Le cardinal d’Ossat était sans doute plus prudent qu’un fou des petites-maisons ; mais n’est-il pas évident que les organes du sage d’Ossat étaient autrement faits que ceux de cet écervelé ? de même que les organes d’un renard sont différents de ceux d’une grue et d’une alouette.

Ton médecin a sauvé ta tante ; mais certainement il n’a pas en cela contredit l’ordre de la nature : il l’a suivi. Il est clair que ta tante ne pouvait pas s’empêcher de naître dans une telle ville, qu’elle ne pouvait pas s’empêcher d’avoir dans un tel temps une certaine maladie, que le médecin ne pouvait pas être ailleurs que dans la ville où il était, que ta tante devait l’appeler, qu’il devait lui prescrire les drogues qui l’ont guérie, ou qu’on a cru l’avoir guérie, lorsque la nature était le seul médecin.

Un paysan croit qu’il a grêlé par hasard sur son champ ; mais le philosophe sait qu’il n’y a point de hasard, et qu’il était impossible, dans la constitution de ce monde, qu’il ne grêlât pas ce jour-là en cet endroit.

Il y a des gens qui, étant effrayés de cette vérité, en accordent la moitié, comme des débiteurs qui offrent moitié à leurs créanciers, et demandent répit pour le reste. Il y a, disent-ils, des événements nécessaires, et d’autres qui ne le sont pas. Il serait plaisant qu’une partie de ce monde fût arrangée, et que l’autre ne le fût point ; qu’une partie de ce qui arrive dût arriver, et qu’une autre partie de ce qui arrive ne dût pas arriver. Quand on y regarde de près, on voit que la doctrine contraire à celle du destin est absurde ; mais il y a beaucoup de gens destinés à raisonner mal ; d’autres, à ne point raisonner du tout ; d’autres, à persécuter ceux qui raisonnent[4].

Quelques-uns vous disent : Ne croyez pas au fatalisme, car alors, tout vous paraissant inévitable, vous ne travaillerez à rien, vous croupirez dans l’indifférence, vous n’aimerez ni les richesses, ni les honneurs, ni les louanges ; vous ne voudrez rien acquérir, vous vous croirez sans mérite comme sans pouvoir ; aucun talent ne sera cultivé, tout périra par l’apathie.

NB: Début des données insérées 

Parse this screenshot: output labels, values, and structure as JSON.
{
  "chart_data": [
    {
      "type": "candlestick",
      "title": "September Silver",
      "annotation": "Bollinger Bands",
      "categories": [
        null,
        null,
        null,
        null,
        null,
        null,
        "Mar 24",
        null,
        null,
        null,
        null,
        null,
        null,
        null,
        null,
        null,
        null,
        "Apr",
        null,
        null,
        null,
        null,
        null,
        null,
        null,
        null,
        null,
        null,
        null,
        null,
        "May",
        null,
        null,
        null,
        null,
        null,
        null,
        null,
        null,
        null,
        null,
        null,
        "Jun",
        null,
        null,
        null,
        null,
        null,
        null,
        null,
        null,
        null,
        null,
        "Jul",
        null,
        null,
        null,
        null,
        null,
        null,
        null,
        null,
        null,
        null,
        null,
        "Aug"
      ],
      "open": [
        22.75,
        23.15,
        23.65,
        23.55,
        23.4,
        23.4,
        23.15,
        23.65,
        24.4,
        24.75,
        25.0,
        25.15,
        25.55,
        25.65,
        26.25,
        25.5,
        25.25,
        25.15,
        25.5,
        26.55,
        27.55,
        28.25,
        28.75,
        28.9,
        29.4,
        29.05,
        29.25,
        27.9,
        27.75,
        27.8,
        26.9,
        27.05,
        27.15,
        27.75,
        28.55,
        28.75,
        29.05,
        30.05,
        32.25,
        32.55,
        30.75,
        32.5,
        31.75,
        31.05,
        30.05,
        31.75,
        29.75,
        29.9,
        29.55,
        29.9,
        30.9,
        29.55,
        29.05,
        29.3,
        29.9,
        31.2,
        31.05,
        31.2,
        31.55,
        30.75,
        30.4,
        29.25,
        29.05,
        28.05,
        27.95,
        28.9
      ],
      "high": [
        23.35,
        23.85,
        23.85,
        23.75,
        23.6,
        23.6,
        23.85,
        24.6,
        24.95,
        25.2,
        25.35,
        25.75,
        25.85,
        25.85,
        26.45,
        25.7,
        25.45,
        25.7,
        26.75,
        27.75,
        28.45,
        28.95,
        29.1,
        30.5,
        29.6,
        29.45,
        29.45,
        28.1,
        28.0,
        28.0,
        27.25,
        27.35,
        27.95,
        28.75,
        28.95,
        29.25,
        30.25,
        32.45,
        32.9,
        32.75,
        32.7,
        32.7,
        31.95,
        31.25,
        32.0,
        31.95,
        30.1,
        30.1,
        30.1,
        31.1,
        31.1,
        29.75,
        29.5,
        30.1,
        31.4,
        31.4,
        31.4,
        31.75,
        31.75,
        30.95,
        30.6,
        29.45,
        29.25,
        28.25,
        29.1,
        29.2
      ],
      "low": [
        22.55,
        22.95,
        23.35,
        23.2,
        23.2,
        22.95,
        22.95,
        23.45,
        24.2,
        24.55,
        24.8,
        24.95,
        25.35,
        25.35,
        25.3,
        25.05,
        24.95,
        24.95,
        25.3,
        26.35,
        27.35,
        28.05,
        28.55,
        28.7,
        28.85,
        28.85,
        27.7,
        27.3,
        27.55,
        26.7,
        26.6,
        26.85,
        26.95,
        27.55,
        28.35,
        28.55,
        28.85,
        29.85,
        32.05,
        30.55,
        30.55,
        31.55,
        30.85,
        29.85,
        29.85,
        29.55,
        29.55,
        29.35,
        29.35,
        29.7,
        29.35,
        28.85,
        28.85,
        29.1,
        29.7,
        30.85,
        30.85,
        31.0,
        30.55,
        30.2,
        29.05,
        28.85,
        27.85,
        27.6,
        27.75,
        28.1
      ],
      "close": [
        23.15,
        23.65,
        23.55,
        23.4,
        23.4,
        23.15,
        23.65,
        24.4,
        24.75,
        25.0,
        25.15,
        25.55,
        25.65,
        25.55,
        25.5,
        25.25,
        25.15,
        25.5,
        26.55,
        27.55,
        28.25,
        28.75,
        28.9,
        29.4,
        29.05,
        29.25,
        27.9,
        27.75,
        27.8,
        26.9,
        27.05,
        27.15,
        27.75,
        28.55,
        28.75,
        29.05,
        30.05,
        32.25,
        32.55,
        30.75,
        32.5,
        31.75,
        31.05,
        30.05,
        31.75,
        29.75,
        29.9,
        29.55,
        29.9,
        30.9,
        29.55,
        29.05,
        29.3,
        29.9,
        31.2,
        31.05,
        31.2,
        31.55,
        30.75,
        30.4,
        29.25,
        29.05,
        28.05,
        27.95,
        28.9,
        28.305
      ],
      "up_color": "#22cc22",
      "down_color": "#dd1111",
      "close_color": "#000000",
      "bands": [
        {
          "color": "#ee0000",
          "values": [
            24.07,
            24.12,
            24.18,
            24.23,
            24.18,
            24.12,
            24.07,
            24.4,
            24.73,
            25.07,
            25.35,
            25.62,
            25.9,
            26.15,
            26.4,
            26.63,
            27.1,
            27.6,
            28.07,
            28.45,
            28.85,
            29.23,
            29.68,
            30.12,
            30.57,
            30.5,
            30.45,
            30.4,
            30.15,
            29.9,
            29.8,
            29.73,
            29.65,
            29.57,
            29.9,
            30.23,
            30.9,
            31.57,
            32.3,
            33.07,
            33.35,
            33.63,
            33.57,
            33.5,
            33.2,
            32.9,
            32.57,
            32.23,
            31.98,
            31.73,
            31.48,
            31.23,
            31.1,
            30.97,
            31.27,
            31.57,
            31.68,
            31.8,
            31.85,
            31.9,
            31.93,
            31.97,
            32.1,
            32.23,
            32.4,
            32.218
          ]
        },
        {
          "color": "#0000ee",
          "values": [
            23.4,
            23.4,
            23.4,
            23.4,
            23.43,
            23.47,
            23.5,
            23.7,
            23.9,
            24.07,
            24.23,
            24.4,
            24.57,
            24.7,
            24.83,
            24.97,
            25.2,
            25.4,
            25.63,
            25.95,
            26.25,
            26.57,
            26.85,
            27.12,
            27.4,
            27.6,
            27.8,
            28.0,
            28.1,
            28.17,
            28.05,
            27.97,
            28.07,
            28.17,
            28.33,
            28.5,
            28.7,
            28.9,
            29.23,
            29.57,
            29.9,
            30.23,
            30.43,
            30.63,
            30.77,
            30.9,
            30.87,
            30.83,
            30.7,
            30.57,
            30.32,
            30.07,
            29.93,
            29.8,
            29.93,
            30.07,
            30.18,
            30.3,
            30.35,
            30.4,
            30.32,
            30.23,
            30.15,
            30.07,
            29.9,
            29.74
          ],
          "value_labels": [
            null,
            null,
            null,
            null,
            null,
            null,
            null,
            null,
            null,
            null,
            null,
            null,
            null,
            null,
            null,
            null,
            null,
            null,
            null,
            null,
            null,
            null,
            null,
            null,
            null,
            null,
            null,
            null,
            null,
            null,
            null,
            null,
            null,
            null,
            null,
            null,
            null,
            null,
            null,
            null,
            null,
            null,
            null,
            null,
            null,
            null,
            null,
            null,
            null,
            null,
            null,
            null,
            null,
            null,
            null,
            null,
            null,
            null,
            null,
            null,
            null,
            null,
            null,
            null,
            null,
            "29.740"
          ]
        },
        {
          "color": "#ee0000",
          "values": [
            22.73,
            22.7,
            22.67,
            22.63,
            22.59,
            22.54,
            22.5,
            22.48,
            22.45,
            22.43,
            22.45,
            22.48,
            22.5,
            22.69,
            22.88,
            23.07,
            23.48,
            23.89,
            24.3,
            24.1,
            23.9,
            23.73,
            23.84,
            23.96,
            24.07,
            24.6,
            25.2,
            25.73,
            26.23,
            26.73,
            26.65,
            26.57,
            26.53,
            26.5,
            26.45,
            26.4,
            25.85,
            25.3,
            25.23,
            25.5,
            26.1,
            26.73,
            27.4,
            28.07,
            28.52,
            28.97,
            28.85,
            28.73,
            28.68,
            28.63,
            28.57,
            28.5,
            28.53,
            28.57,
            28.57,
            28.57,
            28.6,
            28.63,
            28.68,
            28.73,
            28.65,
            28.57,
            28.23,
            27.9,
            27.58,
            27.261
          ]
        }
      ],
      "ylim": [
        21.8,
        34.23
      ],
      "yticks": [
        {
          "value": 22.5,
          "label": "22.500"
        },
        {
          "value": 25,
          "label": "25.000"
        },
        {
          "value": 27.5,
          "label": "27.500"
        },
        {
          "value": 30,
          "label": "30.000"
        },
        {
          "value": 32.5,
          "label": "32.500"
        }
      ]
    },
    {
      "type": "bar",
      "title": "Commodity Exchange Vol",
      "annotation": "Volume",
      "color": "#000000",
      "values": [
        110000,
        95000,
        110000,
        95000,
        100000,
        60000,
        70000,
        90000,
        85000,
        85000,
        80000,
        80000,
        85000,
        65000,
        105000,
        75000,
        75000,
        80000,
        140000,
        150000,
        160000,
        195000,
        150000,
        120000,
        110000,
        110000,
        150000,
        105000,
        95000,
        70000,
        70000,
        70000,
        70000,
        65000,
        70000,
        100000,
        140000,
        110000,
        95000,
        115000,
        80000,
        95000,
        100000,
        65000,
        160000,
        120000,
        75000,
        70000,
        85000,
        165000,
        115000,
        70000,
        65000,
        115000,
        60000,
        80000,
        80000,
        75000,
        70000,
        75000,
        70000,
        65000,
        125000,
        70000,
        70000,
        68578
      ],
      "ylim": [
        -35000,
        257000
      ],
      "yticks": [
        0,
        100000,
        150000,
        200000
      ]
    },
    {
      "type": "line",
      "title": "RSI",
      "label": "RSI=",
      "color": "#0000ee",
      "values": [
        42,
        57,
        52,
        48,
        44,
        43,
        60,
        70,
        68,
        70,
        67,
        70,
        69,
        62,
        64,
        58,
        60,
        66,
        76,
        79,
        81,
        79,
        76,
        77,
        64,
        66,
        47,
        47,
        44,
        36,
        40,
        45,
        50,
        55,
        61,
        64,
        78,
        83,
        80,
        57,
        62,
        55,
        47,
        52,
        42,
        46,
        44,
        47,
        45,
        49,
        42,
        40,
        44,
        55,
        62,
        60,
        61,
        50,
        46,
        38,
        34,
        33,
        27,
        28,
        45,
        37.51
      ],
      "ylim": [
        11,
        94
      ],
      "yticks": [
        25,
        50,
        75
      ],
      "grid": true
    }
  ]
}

Ne craignez rien, messieurs, nous aurons toujours des passions et des préjugés, puisque c’est notre destinée d’être soumis aux préjugés et aux passions ; nous saurons bien qu’il ne dépend pas plus de nous d’avoir beaucoup de mérite et de grands talents que d’avoir les cheveux bien plantés et la main belle ; nous serons convaincus qu’il ne faut tirer vanité de rien, et cependant nous aurons toujours de la vanité.

J’ai nécessairement la passion d’écrire ceci ; et toi, tu as la passion de me condamner : nous sommes tous deux également sots, également les jouets de la destinée. Ta nature est de faire du mal ; la mienne est d’aimer la vérité, et de la publier malgré toi.

Le hibou, qui se nourrit de souris dans sa masure, a dit au rossignol : Cesse de chanter sous tes beaux ombrages, viens dans mon trou, afin que je t’y dévore ; et le rossignol a répondu : Je suis né pour chanter ici, et pour me moquer de toi.

Vous me demandez ce que deviendra la liberté. Je ne vous entends pas. Je ne sais ce que c’est que cette liberté dont vous parlez ; il y a si longtemps que vous disputez sur sa nature qu’assurément vous ne la connaissez pas. Si vous voulez, ou plutôt, si vous pouvez examiner paisiblement avec moi ce que c’est, passez à la lettre L.


  1. Dictionnaire philosophique, 1764 ; et Questions sur l’Encyclopédie, 1771. (B.)
  2. Les premières lignes de cet alinéa n’existaient pas en 1764 ; on lisait alors : « Jupiter veut en vain sauver Hector ; il consulte les destinées, etc. » La nouvelle version date des Questions sur l’Encyclopédie, quatrième partie, 1771. (B.)
  3. Iliade, livre XXII. (Note de Voltaire.)
  4. Dans l’édition de 1764 du Dictionnaire philosophique venait ici le dernier alinéa (vous me demandez) qui terminait aussi l’article. L’addition est de 1771. (B.)